Hace como doce o trece años recibí una llamada de parte los hijos de don Samuel Lewis Galindo. Me contaron que tenía un borrador de su biografía, pero que ellos consideraban que se debía ampliar y me pidieron que me reuniera con él a ver si llegábamos a un acuerdo.
Así se hizo y empezamos a vernos cada lunes muy temprano pues siempre fue hombre de madrugar. Eso lo sabía pues por muchos años lo había visto caminando en el Parque Omar antes de que saliera el sol, seguido de cerca por su querido Ricardo, que aprovechaba para escuchar su radio de baterías.
Me recibía en su oficina, siempre con una sonrisa y luego de los saludos y preámbulos de rigor empezábamos el trabajo.
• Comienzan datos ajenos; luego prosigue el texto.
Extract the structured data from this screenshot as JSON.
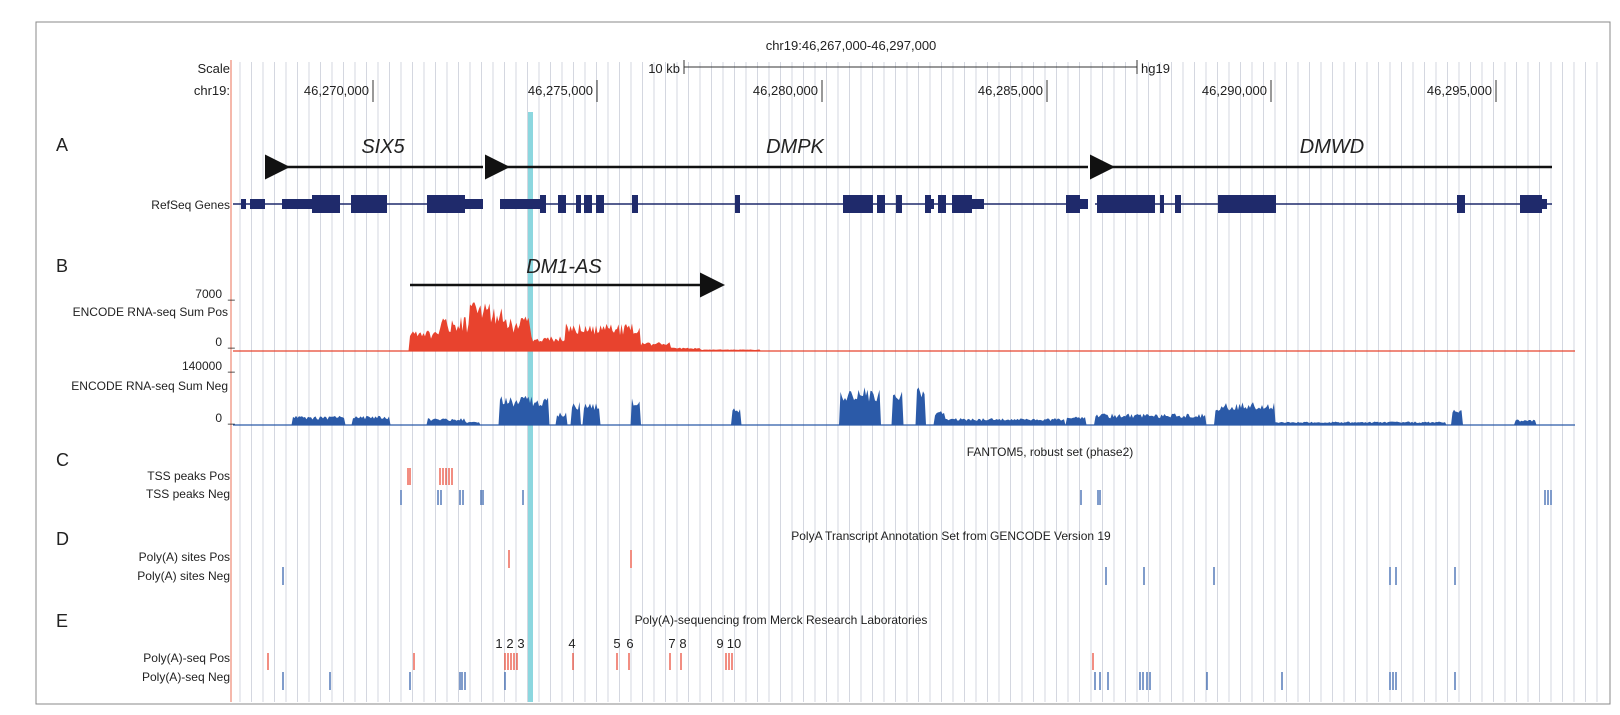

Las sesiones no eran muy largas, una hora a lo sumo pues él tenía siempre otros asuntos que atender y yo, por respeto a su edad, no quería abusar.
Empezamos pues repasando lo que él tenía escrito, ciento cincuenta y siete páginas en total, cifra que jamás olvidaré pues desde que recibí su primer borrador pensé “una vida como la de Don Samy necesita miles de páginas”. El modus operandi era que en las reuniones yo le preguntaba sobre aquellos puntos de su escrito que habían despertado en mí la curiosidad por saber más, ante lo cual el me relataba lo que recordaba en aquel momento y antes de partir le asignaba “una tarea”. La misma consistía en tratar de llenar los vacíos que habíamos encontrado. El diligentemente, la completaba y me enviaba el nuevo texto que yo iba guardando.
Como muchas veces cambiábamos de tema, sus escritos los fui guardando tal y como fueron llegando, como documentos independientes, que luego serían insertados dentro del texto principal, según el decidiera. El escribía y yo le ayudaba a recordar y organizar.
El proceso fue fascinante pues, como expresé en el prólogo de libro, cuando empezamos a trabajar yo conocía al hombre público, al gerente de la Cervecería Nacional, al político, al escritor, más no al ser humano que habitaba en todas esas personas.
Así fue como descubrí que a sus casi noventa años en sus ojos aun podía encontrar la candidez de un niño; leyendo aquellos manuscritos de su abuelo y bisabuelo en los que consignaban importantes lecciones de vida, y que el atesoraba, supe que el amor por su familia había nacido con él; escuchándolo hablar de su querida Itza percibí que la adoración por ella no solo había perdurado con los años, sino que había crecido exponencialmente; su familia, ante todo unida, fue siempre su gran orgullo.
Y cuando estábamos a punto de cerrar y le asigné una última tarea que me ayudara a completar el prólogo con el que me había honrado y le pregunté cuáles habían sido sus grandes pasiones pudimos concluir sin lugar a duda que familia y patria. Todo lo demás, todas sus acciones y decisiones miraban hacia fortalecerlas ambas.
Su biografía, “Episodios de mi vida”, es apenas un bocado del gran banquete que nos presentó Don Samy a lo largo de su vida, pero el rastro que dejó para que nos fuera fácil llegar a él es abundante. Merece la pena repasarlo. Cuando supe de su partida el pasado 27 de mayo confieso que no me entristecí. Una vida como la de él es motivo de celebración y para mí fue además un regalo.